While Cytori is certainly one of my favorite stem cell companies long-term, investing in the stock does involve certain risks. The biggest risk currently faced by Cytori investors is dilution. Based on the company's report on June 30th that it had $13.6M in cash and equivalents, it is my opinion that if the company does not enter into some type of partnership or licensing agreement in the next few months, there exists a high chance the company will have to raise capital through a secondary offering. Since Cytori has been extremely successful in arranging licensing deals in the past by permitting other companies to utilize its technology for specific medical targets, I think it is not far fetched that investors could likely see another licensing/partnership arrangement come to light in the near-term. For a complete list of all risks involved in investing in Cytori please reference the company's annual report here.

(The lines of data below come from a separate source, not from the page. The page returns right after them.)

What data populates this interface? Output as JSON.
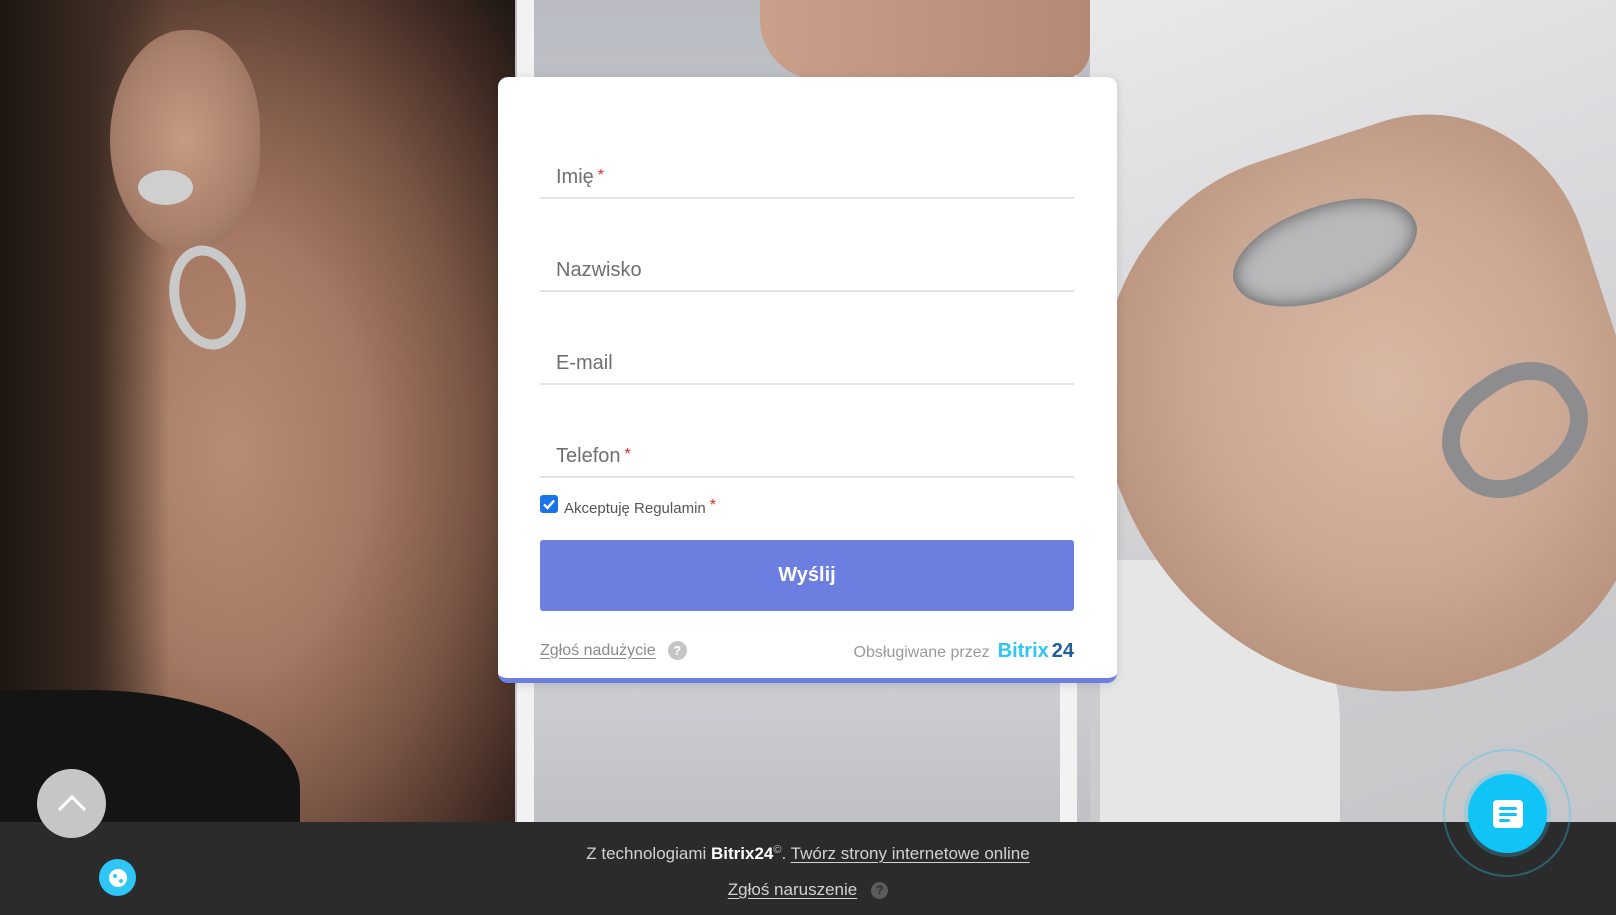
{
  "form": {
    "fields": [
      {
        "label": "Imię",
        "required_mark": "*"
      },
      {
        "label": "Nazwisko",
        "required_mark": ""
      },
      {
        "label": "E-mail",
        "required_mark": ""
      },
      {
        "label": "Telefon",
        "required_mark": "*"
      }
    ],
    "consent": {
      "label": "Akceptuję Regulamin",
      "required_mark": "*",
      "checked": true
    },
    "submit_label": "Wyślij",
    "abuse_link": "Zgłoś nadużycie",
    "help_glyph": "?",
    "powered_by": "Obsługiwane przez",
    "brand_name": "Bitrix",
    "brand_number": "24",
    "accent_color": "#6c7fe0"
  },
  "floating": {
    "scroll_top_icon": "chevron-up-icon",
    "cookie_icon": "cookie-icon",
    "chat_icon": "chat-form-icon",
    "chat_color": "#11c4f7"
  },
  "footer": {
    "prefix": "Z technologiami",
    "brand": "Bitrix24",
    "brand_mark": "©",
    "separator": ".",
    "link": "Twórz strony internetowe online",
    "report": "Zgłoś naruszenie",
    "help_glyph": "?"
  }
}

The next several months hold the potential to be a transformative period for Cytori as a company. When taking into account the company's large patent portfolio currently in place, it is evident that Cytori currently holds a monopoly on all treatments utilizing stem cell enhanced fat grafts. These are not only the richest source of stem cells discovered in the body, but also the easiest to extract from patients. The compiling body of data showing the clinical efficacy of adipose derived stem cells, which has been rolling in over the past few years, only further strengthens Cytori's position as a leader in the emerging stem cell sector. Aside from cardiovascular disease and nuclear threats, other areas which the company is currently working to pursue are: Breast Reconstruction, Scleroderma, Male Incontinence and Cosmetic Surgery. While the risk of dilution still overhangs the investment community, I feel the upside potential over the next several months outweighs any short-term price drop resulting from a potential secondary offering. Stem cell investors should keep an eye on Cytori as a future sector leader which could be rapidly approaching a significant inflection point.